L'équipe de négociateurs avec le PSOE est d'ailleurs composée, entre autre, par un général et deux magistrats, pour mieux étayer sans doute la capacité virtuelle de Podemos à reprendre en main les institutions issues du franquisme, donnant ainsi des gages de fidélité à la couronne espagnole. M. Iglesias a-t-il l'intention d’être l’émule du PCE qui a repris en main l'appareil répressif de la République espagnole dirigée par l'ombre de la bourgeoisie1 ? L'équipe négociatrice propose le plus grand consensus pour débloquer le conflit entre la Generalitat catalane2 et le gouvernement central de Madrid. Pour cela et ne pas heurter celui-ci, Podemos prévoit une « consultation non contraignante » (article 92 de la Constitution). Podemos insiste justement sur sa « coïncidence » avec la feuille de route du PSOE et envisage des solutions alternatives à l'autodétermination de la Catalogne:« nous devons tous céder » avertit M. Iglesias dans un élan de patriotisme espagnol, ajoutant « ce qui est fondamental c'est que le gouvernement soit pluriel ». Au même moment, PSOE et C's consignaient leur alliance avec ce même désir de pluralité et surtout d'unité nationale.

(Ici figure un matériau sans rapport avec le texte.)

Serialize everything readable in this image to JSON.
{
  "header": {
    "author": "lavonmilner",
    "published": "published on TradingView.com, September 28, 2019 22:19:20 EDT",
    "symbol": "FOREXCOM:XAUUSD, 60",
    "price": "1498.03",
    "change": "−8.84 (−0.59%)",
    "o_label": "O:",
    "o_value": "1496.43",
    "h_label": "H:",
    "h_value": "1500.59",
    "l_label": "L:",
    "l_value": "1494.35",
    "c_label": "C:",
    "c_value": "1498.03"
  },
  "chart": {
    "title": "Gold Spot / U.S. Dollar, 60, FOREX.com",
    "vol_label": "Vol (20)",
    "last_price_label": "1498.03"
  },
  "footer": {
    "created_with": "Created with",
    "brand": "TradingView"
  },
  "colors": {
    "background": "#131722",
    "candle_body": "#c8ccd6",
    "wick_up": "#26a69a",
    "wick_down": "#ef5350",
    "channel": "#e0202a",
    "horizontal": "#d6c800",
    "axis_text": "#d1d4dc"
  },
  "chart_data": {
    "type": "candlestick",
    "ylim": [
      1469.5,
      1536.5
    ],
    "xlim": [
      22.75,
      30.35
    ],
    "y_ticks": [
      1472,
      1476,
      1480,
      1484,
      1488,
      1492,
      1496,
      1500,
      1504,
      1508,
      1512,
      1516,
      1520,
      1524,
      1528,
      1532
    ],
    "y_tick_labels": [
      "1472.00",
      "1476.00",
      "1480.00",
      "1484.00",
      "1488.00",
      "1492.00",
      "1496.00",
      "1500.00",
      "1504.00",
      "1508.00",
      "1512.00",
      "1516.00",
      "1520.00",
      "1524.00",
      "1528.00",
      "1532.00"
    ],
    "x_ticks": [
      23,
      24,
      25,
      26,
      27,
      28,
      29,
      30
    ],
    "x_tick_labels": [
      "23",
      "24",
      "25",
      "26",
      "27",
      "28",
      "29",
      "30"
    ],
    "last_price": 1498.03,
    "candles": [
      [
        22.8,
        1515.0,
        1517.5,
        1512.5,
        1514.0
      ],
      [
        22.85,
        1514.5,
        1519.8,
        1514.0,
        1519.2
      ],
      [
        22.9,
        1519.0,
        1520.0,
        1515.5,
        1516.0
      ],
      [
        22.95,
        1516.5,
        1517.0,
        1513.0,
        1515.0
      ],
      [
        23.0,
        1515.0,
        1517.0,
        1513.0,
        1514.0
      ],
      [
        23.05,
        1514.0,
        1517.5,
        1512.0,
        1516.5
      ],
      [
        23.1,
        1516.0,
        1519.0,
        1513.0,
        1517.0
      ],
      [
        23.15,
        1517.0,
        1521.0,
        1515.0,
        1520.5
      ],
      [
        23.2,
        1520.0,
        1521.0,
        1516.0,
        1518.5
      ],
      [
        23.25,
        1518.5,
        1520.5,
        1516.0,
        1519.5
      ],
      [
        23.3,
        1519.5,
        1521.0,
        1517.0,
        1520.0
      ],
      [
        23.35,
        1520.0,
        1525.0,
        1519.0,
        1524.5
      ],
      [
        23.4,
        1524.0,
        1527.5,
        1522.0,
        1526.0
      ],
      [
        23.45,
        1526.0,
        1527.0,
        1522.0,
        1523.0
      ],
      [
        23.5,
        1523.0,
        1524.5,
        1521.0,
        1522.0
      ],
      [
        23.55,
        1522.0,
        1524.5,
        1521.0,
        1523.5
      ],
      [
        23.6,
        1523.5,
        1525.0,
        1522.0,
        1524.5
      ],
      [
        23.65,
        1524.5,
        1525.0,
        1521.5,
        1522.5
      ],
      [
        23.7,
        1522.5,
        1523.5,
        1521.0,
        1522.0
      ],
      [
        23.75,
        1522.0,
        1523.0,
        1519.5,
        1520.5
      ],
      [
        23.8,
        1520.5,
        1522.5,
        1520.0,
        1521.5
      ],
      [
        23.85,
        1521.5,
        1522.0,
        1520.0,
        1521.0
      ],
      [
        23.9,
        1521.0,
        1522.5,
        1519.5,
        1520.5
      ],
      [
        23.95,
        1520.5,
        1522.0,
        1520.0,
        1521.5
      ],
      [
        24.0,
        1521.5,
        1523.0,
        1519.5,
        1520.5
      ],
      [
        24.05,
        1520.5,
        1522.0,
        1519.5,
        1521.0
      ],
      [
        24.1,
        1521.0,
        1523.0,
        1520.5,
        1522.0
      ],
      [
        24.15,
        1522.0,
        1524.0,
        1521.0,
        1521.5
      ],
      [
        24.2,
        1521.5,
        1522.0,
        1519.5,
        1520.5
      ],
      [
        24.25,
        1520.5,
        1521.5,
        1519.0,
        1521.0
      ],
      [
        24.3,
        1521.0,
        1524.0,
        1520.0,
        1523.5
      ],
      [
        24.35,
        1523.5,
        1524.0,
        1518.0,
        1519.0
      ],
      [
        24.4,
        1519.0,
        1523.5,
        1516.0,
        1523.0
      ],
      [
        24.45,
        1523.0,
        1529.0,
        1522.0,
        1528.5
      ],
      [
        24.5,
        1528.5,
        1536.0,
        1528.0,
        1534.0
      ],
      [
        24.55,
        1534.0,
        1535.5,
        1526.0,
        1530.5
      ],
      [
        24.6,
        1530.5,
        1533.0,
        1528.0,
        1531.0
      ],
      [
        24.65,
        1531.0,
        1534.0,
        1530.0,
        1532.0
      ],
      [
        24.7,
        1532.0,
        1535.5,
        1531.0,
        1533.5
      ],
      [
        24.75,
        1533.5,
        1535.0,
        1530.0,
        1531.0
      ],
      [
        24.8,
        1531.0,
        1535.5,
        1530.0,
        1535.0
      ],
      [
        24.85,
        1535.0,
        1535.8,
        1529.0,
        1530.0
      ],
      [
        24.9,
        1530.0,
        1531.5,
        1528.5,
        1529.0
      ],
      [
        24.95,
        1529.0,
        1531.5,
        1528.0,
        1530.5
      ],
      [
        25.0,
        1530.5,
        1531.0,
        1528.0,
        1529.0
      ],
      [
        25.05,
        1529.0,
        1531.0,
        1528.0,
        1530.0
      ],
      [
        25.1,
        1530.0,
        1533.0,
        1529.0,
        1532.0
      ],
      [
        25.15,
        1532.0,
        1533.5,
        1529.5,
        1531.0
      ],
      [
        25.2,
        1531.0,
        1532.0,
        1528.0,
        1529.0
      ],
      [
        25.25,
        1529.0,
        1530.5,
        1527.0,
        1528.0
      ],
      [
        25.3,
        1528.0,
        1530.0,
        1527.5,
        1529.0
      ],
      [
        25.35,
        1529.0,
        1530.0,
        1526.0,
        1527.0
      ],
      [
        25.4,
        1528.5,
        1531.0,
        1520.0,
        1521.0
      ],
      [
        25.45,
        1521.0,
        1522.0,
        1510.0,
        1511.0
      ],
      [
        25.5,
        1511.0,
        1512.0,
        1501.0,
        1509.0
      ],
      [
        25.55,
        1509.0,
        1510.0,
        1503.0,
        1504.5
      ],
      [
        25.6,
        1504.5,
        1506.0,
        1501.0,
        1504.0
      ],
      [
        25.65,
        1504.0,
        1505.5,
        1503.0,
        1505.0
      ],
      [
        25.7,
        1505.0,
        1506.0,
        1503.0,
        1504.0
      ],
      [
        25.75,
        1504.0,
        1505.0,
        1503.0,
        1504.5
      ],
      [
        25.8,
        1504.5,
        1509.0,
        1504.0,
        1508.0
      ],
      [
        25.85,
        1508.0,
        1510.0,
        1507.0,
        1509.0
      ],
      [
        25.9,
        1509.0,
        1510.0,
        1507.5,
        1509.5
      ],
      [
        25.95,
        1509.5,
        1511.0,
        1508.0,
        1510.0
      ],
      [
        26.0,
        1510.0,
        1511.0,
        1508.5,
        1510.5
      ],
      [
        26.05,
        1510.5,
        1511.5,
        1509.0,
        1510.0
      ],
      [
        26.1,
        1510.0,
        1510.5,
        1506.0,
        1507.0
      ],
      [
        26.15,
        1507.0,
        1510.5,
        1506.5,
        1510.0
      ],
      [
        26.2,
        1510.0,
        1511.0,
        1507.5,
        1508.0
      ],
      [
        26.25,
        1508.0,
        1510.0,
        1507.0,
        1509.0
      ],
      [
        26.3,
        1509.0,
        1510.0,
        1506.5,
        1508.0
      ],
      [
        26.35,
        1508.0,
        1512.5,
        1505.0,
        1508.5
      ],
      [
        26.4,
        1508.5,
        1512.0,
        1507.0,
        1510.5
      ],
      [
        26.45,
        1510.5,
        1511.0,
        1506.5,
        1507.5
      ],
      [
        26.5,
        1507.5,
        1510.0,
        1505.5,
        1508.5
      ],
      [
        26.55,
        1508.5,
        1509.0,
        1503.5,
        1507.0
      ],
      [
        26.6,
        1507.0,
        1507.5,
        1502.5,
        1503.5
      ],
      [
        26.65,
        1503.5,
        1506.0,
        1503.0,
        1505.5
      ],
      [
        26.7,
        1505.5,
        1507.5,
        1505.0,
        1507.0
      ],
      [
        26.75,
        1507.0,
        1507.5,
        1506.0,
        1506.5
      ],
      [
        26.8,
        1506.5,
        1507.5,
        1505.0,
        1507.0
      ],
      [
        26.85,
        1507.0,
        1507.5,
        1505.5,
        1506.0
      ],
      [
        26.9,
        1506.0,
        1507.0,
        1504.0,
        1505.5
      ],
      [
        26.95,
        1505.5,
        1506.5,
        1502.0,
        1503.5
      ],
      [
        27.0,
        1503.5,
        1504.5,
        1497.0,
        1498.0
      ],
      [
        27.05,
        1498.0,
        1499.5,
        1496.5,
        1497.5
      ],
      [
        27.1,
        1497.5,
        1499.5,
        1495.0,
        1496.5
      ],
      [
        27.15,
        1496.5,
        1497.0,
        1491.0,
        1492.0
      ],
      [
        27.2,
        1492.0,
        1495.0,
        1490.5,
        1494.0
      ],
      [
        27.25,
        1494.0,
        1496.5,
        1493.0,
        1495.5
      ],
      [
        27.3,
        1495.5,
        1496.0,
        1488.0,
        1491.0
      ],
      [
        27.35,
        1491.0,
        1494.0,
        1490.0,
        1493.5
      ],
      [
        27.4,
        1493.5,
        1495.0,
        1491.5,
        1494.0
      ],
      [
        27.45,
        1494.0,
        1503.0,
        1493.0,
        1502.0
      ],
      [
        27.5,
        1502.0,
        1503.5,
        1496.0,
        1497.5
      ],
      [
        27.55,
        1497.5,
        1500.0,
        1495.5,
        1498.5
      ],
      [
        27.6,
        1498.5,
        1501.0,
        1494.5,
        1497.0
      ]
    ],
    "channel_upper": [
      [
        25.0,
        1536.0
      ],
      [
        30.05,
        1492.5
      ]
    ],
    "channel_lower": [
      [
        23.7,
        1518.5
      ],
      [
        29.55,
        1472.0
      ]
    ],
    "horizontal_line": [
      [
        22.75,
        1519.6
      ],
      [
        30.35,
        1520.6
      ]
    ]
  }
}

Tout cela alors que l'autre figure de Podemos, le maire de Barcelone Ada Colau (En Comú Podem) se prononçait contre les travailleurs des transports publics de la capitale catalane, en grève contre les conditions de travail précaires, montrant ainsi le véritable programme de Podemos, celui de l'allégeance au capital et à son représentant espagnol : la monarchie de Felipe VI.

Domingo Blaya,
le 4 mars 2016

1 Leon Trotsky appelait ainsi le gouvernement républicain espagnol .

2 Organisation politique de la communauté autonome de Catalogne.